For defensive reasons purely, as the inning opened Joe Collins had replaced Johnny Mize at first base. Billy Martin, over at second, was shaded well away from first when Jackie came to the plate, bases still loaded and the game still on the line. Stengel nearly pulled his pitcher in favor of a right-hander out of the bullpen, but reckoned that Robinson might not have been treated to that much left-handed pitching lately, and opted to stay with Kuzava despite the lefty-to-righty matchup favoring the hitter. With two down, all three men on base would be moving with the crack of the bat.
When Robinson hit another high pop-up on the infield, it looked like an easy play for Collins, and the end of a promising-if-fatal inning for the Dodgers. But the ghost of W.C. Fields was lurking in the stands, apparently, and Collins, who thought the ball was headed that way too, lost sight of it in the sun. With gusts of wind blowing Robinson’s ball back toward the plate, three runners motoring in that direction, and the Yankees’ first baseman peering helplessly into the void, Billy The Kid suddenly steamed from behind second and across the grass, his hat flying behind him, just in time to spear the ball at the last instant, down around his knees.
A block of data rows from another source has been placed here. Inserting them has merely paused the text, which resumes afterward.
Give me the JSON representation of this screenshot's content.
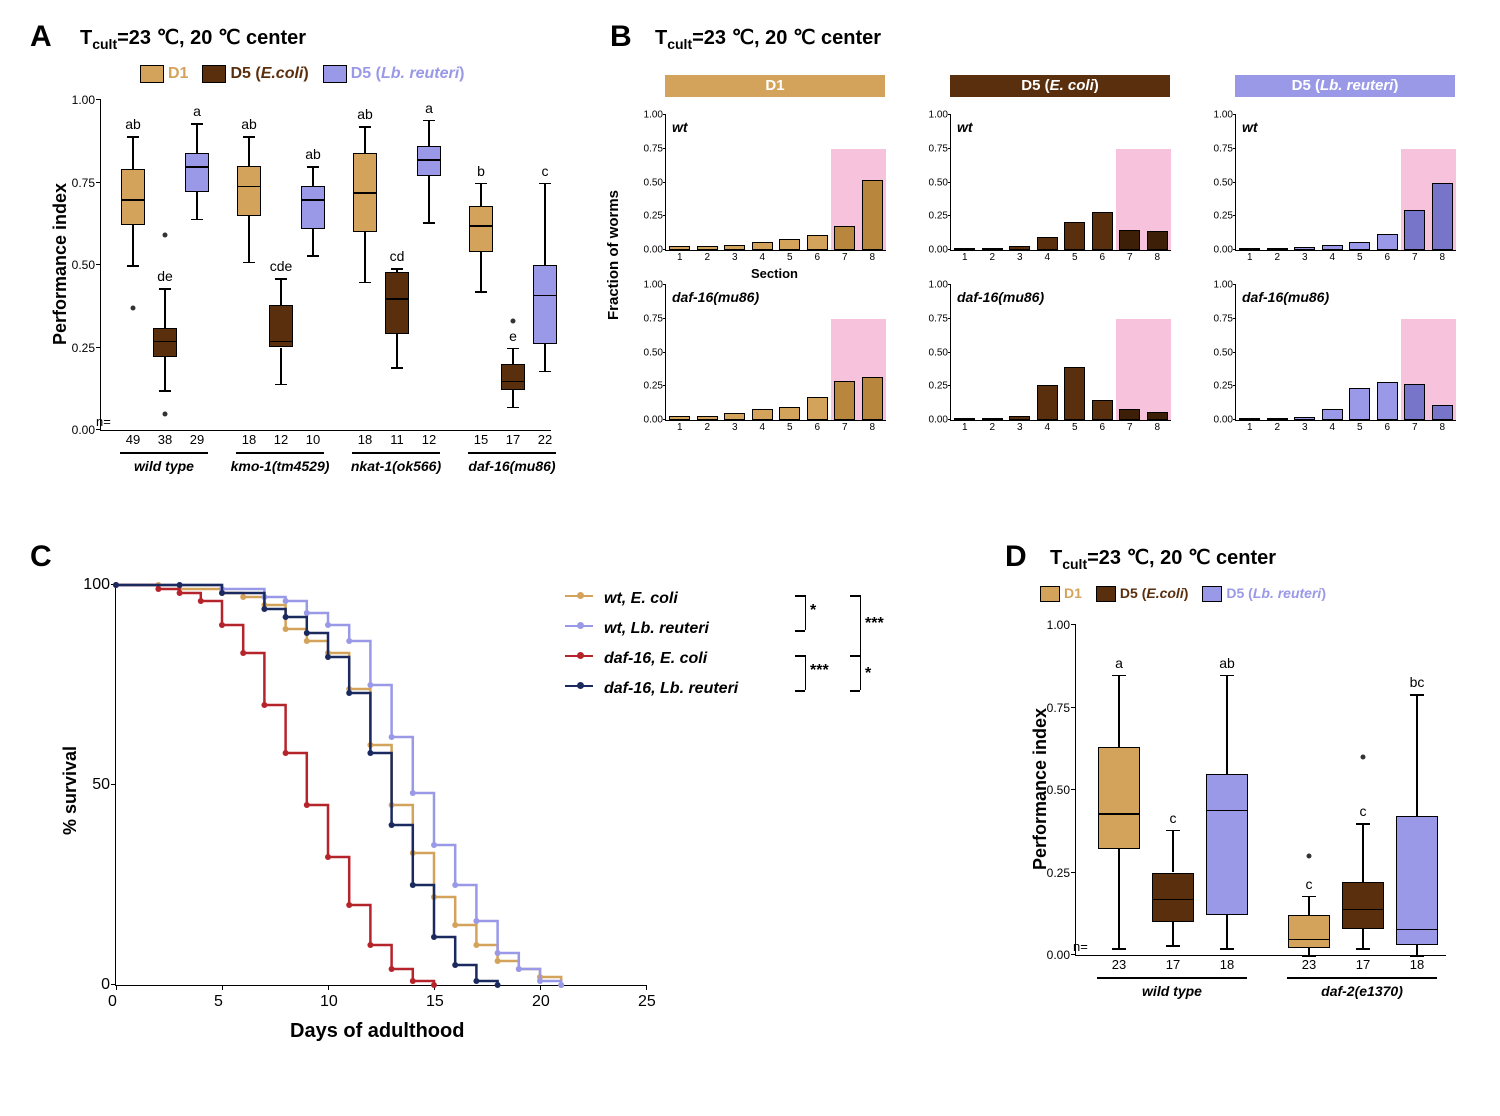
{
  "colors": {
    "d1": "#d4a35b",
    "d5e": "#5a2f0e",
    "d5l": "#9a99e8",
    "d1_dark": "#b8863d",
    "d5e_dark": "#3d1f08",
    "d5l_dark": "#7675c9",
    "pink": "#f7c3dc",
    "wt_ecoli": "#d4a35b",
    "wt_reuteri": "#9a99e8",
    "daf16_ecoli": "#b5242b",
    "daf16_reuteri": "#1a2a5e"
  },
  "panelA": {
    "label": "A",
    "title_prefix": "T",
    "title_sub": "cult",
    "title_rest": "=23 ℃, 20 ℃ center",
    "y_axis": "Performance index",
    "legend": [
      {
        "key": "d1",
        "text": "D1"
      },
      {
        "key": "d5e",
        "text": "D5 (",
        "italic": "E.coli",
        "after": ")"
      },
      {
        "key": "d5l",
        "text": "D5 (",
        "italic": "Lb. reuteri",
        "after": ")"
      }
    ],
    "y_ticks": [
      "0.00",
      "0.25",
      "0.50",
      "0.75",
      "1.00"
    ],
    "groups": [
      {
        "name": "wild type",
        "boxes": [
          {
            "q1": 0.62,
            "med": 0.7,
            "q3": 0.79,
            "lo": 0.5,
            "hi": 0.89,
            "outliers": [
              0.37
            ],
            "sig": "ab",
            "n": "49",
            "color": "d1"
          },
          {
            "q1": 0.22,
            "med": 0.27,
            "q3": 0.31,
            "lo": 0.12,
            "hi": 0.43,
            "outliers": [
              0.05,
              0.59
            ],
            "sig": "de",
            "n": "38",
            "color": "d5e"
          },
          {
            "q1": 0.72,
            "med": 0.8,
            "q3": 0.84,
            "lo": 0.64,
            "hi": 0.93,
            "outliers": [],
            "sig": "a",
            "n": "29",
            "color": "d5l"
          }
        ]
      },
      {
        "name": "kmo-1(tm4529)",
        "boxes": [
          {
            "q1": 0.65,
            "med": 0.74,
            "q3": 0.8,
            "lo": 0.51,
            "hi": 0.89,
            "outliers": [],
            "sig": "ab",
            "n": "18",
            "color": "d1"
          },
          {
            "q1": 0.25,
            "med": 0.27,
            "q3": 0.38,
            "lo": 0.14,
            "hi": 0.46,
            "outliers": [],
            "sig": "cde",
            "n": "12",
            "color": "d5e"
          },
          {
            "q1": 0.61,
            "med": 0.7,
            "q3": 0.74,
            "lo": 0.53,
            "hi": 0.8,
            "outliers": [],
            "sig": "ab",
            "n": "10",
            "color": "d5l"
          }
        ]
      },
      {
        "name": "nkat-1(ok566)",
        "boxes": [
          {
            "q1": 0.6,
            "med": 0.72,
            "q3": 0.84,
            "lo": 0.45,
            "hi": 0.92,
            "outliers": [],
            "sig": "ab",
            "n": "18",
            "color": "d1"
          },
          {
            "q1": 0.29,
            "med": 0.4,
            "q3": 0.48,
            "lo": 0.19,
            "hi": 0.49,
            "outliers": [],
            "sig": "cd",
            "n": "11",
            "color": "d5e"
          },
          {
            "q1": 0.77,
            "med": 0.82,
            "q3": 0.86,
            "lo": 0.63,
            "hi": 0.94,
            "outliers": [],
            "sig": "a",
            "n": "12",
            "color": "d5l"
          }
        ]
      },
      {
        "name": "daf-16(mu86)",
        "boxes": [
          {
            "q1": 0.54,
            "med": 0.62,
            "q3": 0.68,
            "lo": 0.42,
            "hi": 0.75,
            "outliers": [],
            "sig": "b",
            "n": "15",
            "color": "d1"
          },
          {
            "q1": 0.12,
            "med": 0.15,
            "q3": 0.2,
            "lo": 0.07,
            "hi": 0.25,
            "outliers": [
              0.33
            ],
            "sig": "e",
            "n": "17",
            "color": "d5e"
          },
          {
            "q1": 0.26,
            "med": 0.41,
            "q3": 0.5,
            "lo": 0.18,
            "hi": 0.75,
            "outliers": [],
            "sig": "c",
            "n": "22",
            "color": "d5l"
          }
        ]
      }
    ],
    "n_prefix": "n="
  },
  "panelB": {
    "label": "B",
    "title_prefix": "T",
    "title_sub": "cult",
    "title_rest": "=23 ℃, 20 ℃ center",
    "y_axis": "Fraction of worms",
    "x_axis": "Section",
    "headers": [
      "D1",
      "D5 (E. coli)",
      "D5 (Lb. reuteri)"
    ],
    "header_colors": [
      "d1",
      "d5e",
      "d5l"
    ],
    "row_labels": [
      "wt",
      "daf-16(mu86)"
    ],
    "y_ticks": [
      "0.00",
      "0.25",
      "0.50",
      "0.75",
      "1.00"
    ],
    "x_ticks": [
      "1",
      "2",
      "3",
      "4",
      "5",
      "6",
      "7",
      "8"
    ],
    "charts": [
      [
        {
          "color": "d1",
          "vals": [
            0.03,
            0.03,
            0.04,
            0.06,
            0.08,
            0.11,
            0.18,
            0.52
          ]
        },
        {
          "color": "d5e",
          "vals": [
            0.01,
            0.01,
            0.03,
            0.1,
            0.21,
            0.28,
            0.15,
            0.14
          ]
        },
        {
          "color": "d5l",
          "vals": [
            0.01,
            0.01,
            0.02,
            0.04,
            0.06,
            0.12,
            0.3,
            0.5
          ]
        }
      ],
      [
        {
          "color": "d1",
          "vals": [
            0.03,
            0.03,
            0.05,
            0.08,
            0.1,
            0.17,
            0.29,
            0.32
          ]
        },
        {
          "color": "d5e",
          "vals": [
            0.01,
            0.01,
            0.03,
            0.26,
            0.39,
            0.15,
            0.08,
            0.06
          ]
        },
        {
          "color": "d5l",
          "vals": [
            0.01,
            0.01,
            0.02,
            0.08,
            0.24,
            0.28,
            0.27,
            0.11
          ]
        }
      ]
    ]
  },
  "panelC": {
    "label": "C",
    "y_axis": "% survival",
    "x_axis": "Days of adulthood",
    "y_ticks": [
      "0",
      "50",
      "100"
    ],
    "x_ticks": [
      "0",
      "5",
      "10",
      "15",
      "20",
      "25"
    ],
    "legend": [
      {
        "text": "wt, E. coli",
        "color": "wt_ecoli"
      },
      {
        "text": "wt, Lb. reuteri",
        "color": "wt_reuteri"
      },
      {
        "text": "daf-16, E. coli",
        "color": "daf16_ecoli"
      },
      {
        "text": "daf-16, Lb. reuteri",
        "color": "daf16_reuteri"
      }
    ],
    "sig": [
      {
        "label": "*"
      },
      {
        "label": "***"
      },
      {
        "label": "***"
      },
      {
        "label": "*"
      }
    ],
    "curves": {
      "wt_ecoli": [
        [
          0,
          100
        ],
        [
          2,
          100
        ],
        [
          3,
          99
        ],
        [
          5,
          98
        ],
        [
          6,
          97
        ],
        [
          7,
          95
        ],
        [
          8,
          89
        ],
        [
          9,
          86
        ],
        [
          10,
          83
        ],
        [
          11,
          74
        ],
        [
          12,
          60
        ],
        [
          13,
          45
        ],
        [
          14,
          33
        ],
        [
          15,
          22
        ],
        [
          16,
          15
        ],
        [
          17,
          10
        ],
        [
          18,
          6
        ],
        [
          19,
          4
        ],
        [
          20,
          2
        ],
        [
          21,
          0
        ]
      ],
      "wt_reuteri": [
        [
          0,
          100
        ],
        [
          3,
          100
        ],
        [
          5,
          99
        ],
        [
          7,
          97
        ],
        [
          8,
          96
        ],
        [
          9,
          93
        ],
        [
          10,
          90
        ],
        [
          11,
          86
        ],
        [
          12,
          75
        ],
        [
          13,
          62
        ],
        [
          14,
          48
        ],
        [
          15,
          35
        ],
        [
          16,
          25
        ],
        [
          17,
          16
        ],
        [
          18,
          8
        ],
        [
          19,
          4
        ],
        [
          20,
          1
        ],
        [
          21,
          0
        ]
      ],
      "daf16_ecoli": [
        [
          0,
          100
        ],
        [
          2,
          99
        ],
        [
          3,
          98
        ],
        [
          4,
          96
        ],
        [
          5,
          90
        ],
        [
          6,
          83
        ],
        [
          7,
          70
        ],
        [
          8,
          58
        ],
        [
          9,
          45
        ],
        [
          10,
          32
        ],
        [
          11,
          20
        ],
        [
          12,
          10
        ],
        [
          13,
          4
        ],
        [
          14,
          1
        ],
        [
          15,
          0
        ]
      ],
      "daf16_reuteri": [
        [
          0,
          100
        ],
        [
          3,
          100
        ],
        [
          5,
          98
        ],
        [
          7,
          94
        ],
        [
          8,
          92
        ],
        [
          9,
          88
        ],
        [
          10,
          82
        ],
        [
          11,
          73
        ],
        [
          12,
          58
        ],
        [
          13,
          40
        ],
        [
          14,
          25
        ],
        [
          15,
          12
        ],
        [
          16,
          5
        ],
        [
          17,
          1
        ],
        [
          18,
          0
        ]
      ]
    }
  },
  "panelD": {
    "label": "D",
    "title_prefix": "T",
    "title_sub": "cult",
    "title_rest": "=23 ℃, 20 ℃ center",
    "y_axis": "Performance index",
    "legend": [
      {
        "key": "d1",
        "text": "D1"
      },
      {
        "key": "d5e",
        "text": "D5 (",
        "italic": "E.coli",
        "after": ")"
      },
      {
        "key": "d5l",
        "text": "D5 (",
        "italic": "Lb. reuteri",
        "after": ")"
      }
    ],
    "y_ticks": [
      "0.00",
      "0.25",
      "0.50",
      "0.75",
      "1.00"
    ],
    "groups": [
      {
        "name": "wild type",
        "boxes": [
          {
            "q1": 0.32,
            "med": 0.43,
            "q3": 0.63,
            "lo": 0.02,
            "hi": 0.85,
            "outliers": [],
            "sig": "a",
            "n": "23",
            "color": "d1"
          },
          {
            "q1": 0.1,
            "med": 0.17,
            "q3": 0.25,
            "lo": 0.03,
            "hi": 0.38,
            "outliers": [],
            "sig": "c",
            "n": "17",
            "color": "d5e"
          },
          {
            "q1": 0.12,
            "med": 0.44,
            "q3": 0.55,
            "lo": 0.02,
            "hi": 0.85,
            "outliers": [],
            "sig": "ab",
            "n": "18",
            "color": "d5l"
          }
        ]
      },
      {
        "name": "daf-2(e1370)",
        "boxes": [
          {
            "q1": 0.02,
            "med": 0.05,
            "q3": 0.12,
            "lo": 0.0,
            "hi": 0.18,
            "outliers": [
              0.3
            ],
            "sig": "c",
            "n": "23",
            "color": "d1"
          },
          {
            "q1": 0.08,
            "med": 0.14,
            "q3": 0.22,
            "lo": 0.02,
            "hi": 0.4,
            "outliers": [
              0.6
            ],
            "sig": "c",
            "n": "17",
            "color": "d5e"
          },
          {
            "q1": 0.03,
            "med": 0.08,
            "q3": 0.42,
            "lo": 0.0,
            "hi": 0.79,
            "outliers": [],
            "sig": "bc",
            "n": "18",
            "color": "d5l"
          }
        ]
      }
    ],
    "n_prefix": "n="
  }
}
Yankee General Manager George Weiss, a no-nonsense perfectionist who was no particular fan of Billy Martin, would later describe what happened: “Little show-off. He made an easy play look hard.” But thousands of others, at the ballpark and watching the game on television, saw what the New York Times sports columnist Arthur Daley saw: “He ran out from under his hat and almost ran out of his shoes in a breakneck lunge” for the ball.
With that, the last, plaintive hope for these dispirited Brooks sailed out the window. They went without much of a murmur in the eighth, and all the more peaceably in the ninth, raising the cry of “Wait til next year!” which had carried them so often before and would have to console them again for another three, full seasons, until a devilish spell concocted by The Keystone Kops themselves was finally broken, in 1955. In the meantime, for two storied ball clubs occupying opposite poles of the spectrum labeled Dame Fortune, “the catch that almost wasn’t” was the defensive highlight of the entire series. On a pop to the infield no less!